Wide logging: Stripe's canonical log line pattern (blog.alcazarsec.com)

by alcazar 12 comments 21 points
Read article View on HN

12 comments

[−] formerly_proven 59d ago
It's strange how undercooked logging is (not just in standard libraries, but in general) given everyone and every app does it.
[−] alcazar 59d ago
It's one of those things that keeps getting reinvented over and over. Most people don't want to put in the effort to perfect it.

For the longest time, I've done the bare minimum and just used console.log/print for whatever I thought I needed in that particular piece of code; without any coherent system.

[−] bradleybuda 59d ago
This is all good advice but it's not what I would traditionally think of as "logging" - it's something more like what the industry calls APM or tracing.

> For a web service, that usually means one log event at the end of every request.

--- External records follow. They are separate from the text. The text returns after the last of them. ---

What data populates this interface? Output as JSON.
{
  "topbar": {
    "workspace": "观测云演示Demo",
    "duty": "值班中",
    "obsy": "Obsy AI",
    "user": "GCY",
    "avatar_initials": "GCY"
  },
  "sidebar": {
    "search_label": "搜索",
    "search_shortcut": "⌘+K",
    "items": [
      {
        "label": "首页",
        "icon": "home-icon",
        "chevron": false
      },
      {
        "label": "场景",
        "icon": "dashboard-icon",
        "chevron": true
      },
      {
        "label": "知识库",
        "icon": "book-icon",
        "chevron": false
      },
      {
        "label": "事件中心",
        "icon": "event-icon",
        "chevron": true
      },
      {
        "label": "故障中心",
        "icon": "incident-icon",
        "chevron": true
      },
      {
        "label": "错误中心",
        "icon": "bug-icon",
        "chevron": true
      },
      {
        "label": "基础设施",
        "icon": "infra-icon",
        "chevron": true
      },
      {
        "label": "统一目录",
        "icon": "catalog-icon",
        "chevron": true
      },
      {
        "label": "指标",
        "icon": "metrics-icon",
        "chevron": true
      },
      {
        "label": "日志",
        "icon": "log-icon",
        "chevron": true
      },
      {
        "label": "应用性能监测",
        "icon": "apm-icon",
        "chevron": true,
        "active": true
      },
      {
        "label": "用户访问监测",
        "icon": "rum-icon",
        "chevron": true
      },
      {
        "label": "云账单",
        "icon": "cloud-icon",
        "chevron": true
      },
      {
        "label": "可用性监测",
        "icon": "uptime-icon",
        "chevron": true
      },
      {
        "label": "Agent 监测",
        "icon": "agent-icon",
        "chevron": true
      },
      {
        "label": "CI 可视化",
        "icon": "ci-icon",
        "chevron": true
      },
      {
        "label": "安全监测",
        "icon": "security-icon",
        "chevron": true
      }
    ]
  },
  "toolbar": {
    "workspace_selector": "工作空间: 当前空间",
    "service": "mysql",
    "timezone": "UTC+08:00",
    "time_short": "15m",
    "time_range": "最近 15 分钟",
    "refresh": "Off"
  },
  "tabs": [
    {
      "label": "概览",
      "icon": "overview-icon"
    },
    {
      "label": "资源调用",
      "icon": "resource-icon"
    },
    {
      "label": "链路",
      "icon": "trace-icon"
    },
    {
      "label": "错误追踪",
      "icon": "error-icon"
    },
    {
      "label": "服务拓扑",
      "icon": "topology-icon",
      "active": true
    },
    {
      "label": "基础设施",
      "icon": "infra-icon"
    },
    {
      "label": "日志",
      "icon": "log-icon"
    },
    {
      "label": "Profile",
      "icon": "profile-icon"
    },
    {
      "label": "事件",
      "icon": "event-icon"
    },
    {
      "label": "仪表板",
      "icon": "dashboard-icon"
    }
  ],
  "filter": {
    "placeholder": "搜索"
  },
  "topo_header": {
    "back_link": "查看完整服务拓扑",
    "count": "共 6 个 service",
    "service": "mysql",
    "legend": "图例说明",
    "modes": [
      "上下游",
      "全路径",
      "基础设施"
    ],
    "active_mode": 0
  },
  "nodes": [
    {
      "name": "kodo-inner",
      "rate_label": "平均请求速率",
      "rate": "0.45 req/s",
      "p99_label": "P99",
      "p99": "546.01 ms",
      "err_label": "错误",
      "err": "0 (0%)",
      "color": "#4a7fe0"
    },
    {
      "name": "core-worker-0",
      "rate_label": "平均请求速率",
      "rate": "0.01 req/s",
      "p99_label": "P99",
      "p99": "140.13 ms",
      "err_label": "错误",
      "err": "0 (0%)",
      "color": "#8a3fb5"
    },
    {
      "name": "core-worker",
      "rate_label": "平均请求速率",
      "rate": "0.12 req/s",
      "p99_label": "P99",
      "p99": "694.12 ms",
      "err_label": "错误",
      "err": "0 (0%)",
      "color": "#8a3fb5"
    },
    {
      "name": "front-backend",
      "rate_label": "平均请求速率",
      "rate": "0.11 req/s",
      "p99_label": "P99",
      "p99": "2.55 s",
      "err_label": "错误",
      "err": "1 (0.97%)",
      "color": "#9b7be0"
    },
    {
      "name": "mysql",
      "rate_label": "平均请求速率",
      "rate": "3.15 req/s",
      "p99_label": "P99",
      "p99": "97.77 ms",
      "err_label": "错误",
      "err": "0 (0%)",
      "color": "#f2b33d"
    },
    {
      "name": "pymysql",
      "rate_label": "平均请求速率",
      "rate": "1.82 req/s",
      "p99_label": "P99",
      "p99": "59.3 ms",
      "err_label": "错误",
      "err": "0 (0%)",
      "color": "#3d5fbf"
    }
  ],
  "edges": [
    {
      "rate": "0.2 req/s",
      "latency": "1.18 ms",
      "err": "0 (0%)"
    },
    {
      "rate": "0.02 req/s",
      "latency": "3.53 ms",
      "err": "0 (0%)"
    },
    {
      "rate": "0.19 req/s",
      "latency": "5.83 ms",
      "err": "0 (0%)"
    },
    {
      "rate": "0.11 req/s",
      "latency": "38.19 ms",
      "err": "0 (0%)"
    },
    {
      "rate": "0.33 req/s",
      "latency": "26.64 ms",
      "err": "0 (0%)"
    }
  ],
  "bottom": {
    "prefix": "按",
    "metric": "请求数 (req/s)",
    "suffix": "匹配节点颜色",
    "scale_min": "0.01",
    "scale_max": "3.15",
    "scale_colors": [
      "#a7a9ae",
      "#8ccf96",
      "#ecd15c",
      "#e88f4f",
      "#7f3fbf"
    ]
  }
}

The point of a log, as I have seen it used, is to understand what's going on during a request. Yes, some of that is timing / success / failure information, but you also need:

- Logical tracing - at a high level, what decisions did we make (authz, business logic) when serving this request

- Partial failures or warnings - the request may have succeeded, but we may have failed or timed out a call to a dependent service and delivered a partially degraded response as a result

- Tracepoints to support active development - how often do we hit a certain codepath (to help developers roll out or deprecate features)

It's useful to distinguish between "context" (things we know about a request), timing, success, and plain old logging (using human language to describe to an operator what the system is doing). Context should be included with every line - I strongly agree with OP's proposal of wide events, don't make operators ever JOIN if you can avoid it - but it won't always be the same because we learn things about the request as we process it. Yes, if you wait until the end of a request, you will have maximal context, but at the loss of fine-grained detail during processing.

[−] alcazar 59d ago
I don't believe this should replace traditional logging but rather complement it. It transforms breadcrumbs into unified records that are easier to query during an incident.

I completely agree with your plain-old logging list. I would add canonical log lines in addition to the normal log traces. They serve as the summary at the end.

[−] zamalek 59d ago
This is just structured logging. Slog in go, tracing in rust, serilog in C#, etc. You should be combining this with the likes of otel or datadog, which will keep those fields structured and filterable.
[−] stephantul 59d ago
I’ve never been so conflicted about an article. It has clearly been generated by an llm, but still has useful content. It’s a good article, but…
[−] deskamess 59d ago
Are there any restrictions on how short the error_slug should be? The meat of some of my errors can be pretty long (for example an ffmpeg error). There are also many phases to a job - call them tasks. Can a canonical log line be a collection of task log lines?
[−] joaonmatos 59d ago
This is not much different than CloudWatch metric events. At Amazon we output a service log or Embedded Metrics Format event with these things.
[−] whorleater 59d ago
Honestly I'm kinda down on most of FB's tech, but them pioneering Scuba was pretty sick. It has all the wide logging/apm/tracing/etc, and it's hard to describe how useful it is if you haven't seen it in action.